The second day of conference also dissected issues in specific terms on Afro-Arab role and post-colonialsm as it affects Africa and African diaspora.The last day had, among others, African Modernity Revisited, presented by Manthia Diawara, Distinguished University Professor, Comparative Literature and Cinema, New York University, U.S. He posited that language, as an energy that drives modernity, is more dynamic in English than French. He cited examples of the diversity in English as used by Nigerians, South Africans, Australians, among other users.

Next was Freedom in Africa, the Longue durée or the history of freedom in Africa, which is also the ‘History of Freedom in the World’ presented by Olaniyan. Freedom, Olaniyan argued, is not the reality of man. He explained that Pre-transatlantic perspective of freedom in Africa is important to determine what the word means to the people.
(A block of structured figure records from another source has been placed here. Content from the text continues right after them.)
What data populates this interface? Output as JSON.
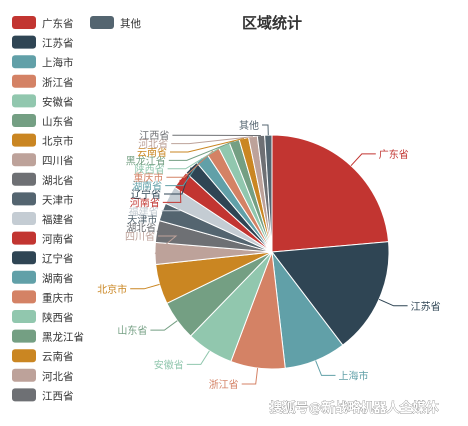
{
  "chart_data": {
    "type": "pie",
    "title": "区域统计",
    "legend_position": "left",
    "series": [
      {
        "name": "广东省",
        "value": 23.5,
        "color": "#c23531"
      },
      {
        "name": "江苏省",
        "value": 16.0,
        "color": "#2f4554"
      },
      {
        "name": "上海市",
        "value": 8.5,
        "color": "#61a0a8"
      },
      {
        "name": "浙江省",
        "value": 7.5,
        "color": "#d48265"
      },
      {
        "name": "安徽省",
        "value": 6.5,
        "color": "#91c7ae"
      },
      {
        "name": "山东省",
        "value": 5.5,
        "color": "#749f83"
      },
      {
        "name": "北京市",
        "value": 5.5,
        "color": "#ca8622"
      },
      {
        "name": "四川省",
        "value": 3.0,
        "color": "#bda29a"
      },
      {
        "name": "湖北省",
        "value": 3.0,
        "color": "#6e7074"
      },
      {
        "name": "天津市",
        "value": 2.5,
        "color": "#546570"
      },
      {
        "name": "福建省",
        "value": 2.5,
        "color": "#c4ccd3"
      },
      {
        "name": "河南省",
        "value": 2.5,
        "color": "#c23531"
      },
      {
        "name": "辽宁省",
        "value": 2.0,
        "color": "#2f4554"
      },
      {
        "name": "湖南省",
        "value": 1.8,
        "color": "#61a0a8"
      },
      {
        "name": "重庆市",
        "value": 1.8,
        "color": "#d48265"
      },
      {
        "name": "陕西省",
        "value": 1.6,
        "color": "#91c7ae"
      },
      {
        "name": "黑龙江省",
        "value": 1.4,
        "color": "#749f83"
      },
      {
        "name": "云南省",
        "value": 1.3,
        "color": "#ca8622"
      },
      {
        "name": "河北省",
        "value": 1.2,
        "color": "#bda29a"
      },
      {
        "name": "江西省",
        "value": 1.0,
        "color": "#6e7074"
      },
      {
        "name": "其他",
        "value": 1.0,
        "color": "#546570"
      }
    ]
  },
  "legend_order": [
    "广东省",
    "其他",
    "江苏省",
    "上海市",
    "浙江省",
    "安徽省",
    "山东省",
    "北京市",
    "四川省",
    "湖北省",
    "天津市",
    "福建省",
    "河南省",
    "辽宁省",
    "湖南省",
    "重庆市",
    "陕西省",
    "黑龙江省",
    "云南省",
    "河北省",
    "江西省"
  ],
  "watermark": "搜狐号@新战略机器人全媒体"
}
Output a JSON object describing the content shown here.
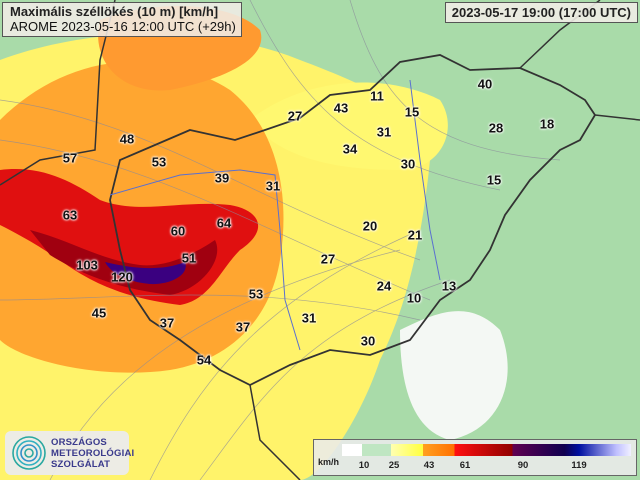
{
  "header": {
    "title": "Maximális széllökés (10 m) [km/h]",
    "subtitle": "AROME 2023-05-16 12:00 UTC (+29h)",
    "valid_time": "2023-05-17 19:00 (17:00 UTC)"
  },
  "labels": [
    "57",
    "48",
    "53",
    "39",
    "31",
    "63",
    "60",
    "64",
    "51",
    "103",
    "120",
    "27",
    "43",
    "11",
    "15",
    "40",
    "28",
    "18",
    "31",
    "34",
    "30",
    "15",
    "20",
    "21",
    "27",
    "24",
    "10",
    "13",
    "53",
    "45",
    "37",
    "37",
    "31",
    "30",
    "54"
  ],
  "legend": {
    "unit": "km/h",
    "ticks": [
      "10",
      "25",
      "43",
      "61",
      "90",
      "119"
    ],
    "colors": [
      "#ffffff",
      "#bfe6c2",
      "#ffff40",
      "#ff7000",
      "#c00000",
      "#600050",
      "#0010a0",
      "#f0f0ff"
    ]
  },
  "logo": {
    "line1": "ORSZÁGOS",
    "line2": "METEOROLÓGIAI",
    "line3": "SZOLGÁLAT"
  }
}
He traced modernity in Africa to the 15th century and insisted that there is no such word as European modernity that predates Africa.

“Africa was a major player in that era; the trajectory of freedom anywhere in the world had not left Africa behind.”He segmented the subject into ‘attached and unattached’ freedom, and noted that Europe and America have benefited from attached freedom. “Africa does not need to search for freedom but should go back to what our ancestors have bequeath us and refine it.”

Held in nine panels format, including Skype presentations, other presenters included, Hisham Aidi (Columbia University); Jean Allman (Washington University in St Louis); Susan Buck-Morss (Cornell University and CUNY Graduate Center); Kassahun Checole (Africa World Press); Ebony Coletu (Pennsylvania State University); Chouki El Hamel (Arizona State University); Catarina Gomes (Catholic University of Angola); Ousmane Kane (Harvard University); Zine Magubane (Boston College); Fouad Makki (Cornell University); Sandy Prita Meier (New York University); Natalie Melas (Cornell University); Sarah Nuttall (WiSER, University of the Witwatersrand); Carina Ray (Brandeis University); and Ahmad Sikainga (Ohio State University).

The Africa Institute, according to the conveners of the conference, is an interdisciplinary academic research space dedicated to the study and documentation of Africa. Contents in focus include, its people and cultures, its complex past, present and future and its manifold connections with the wider world.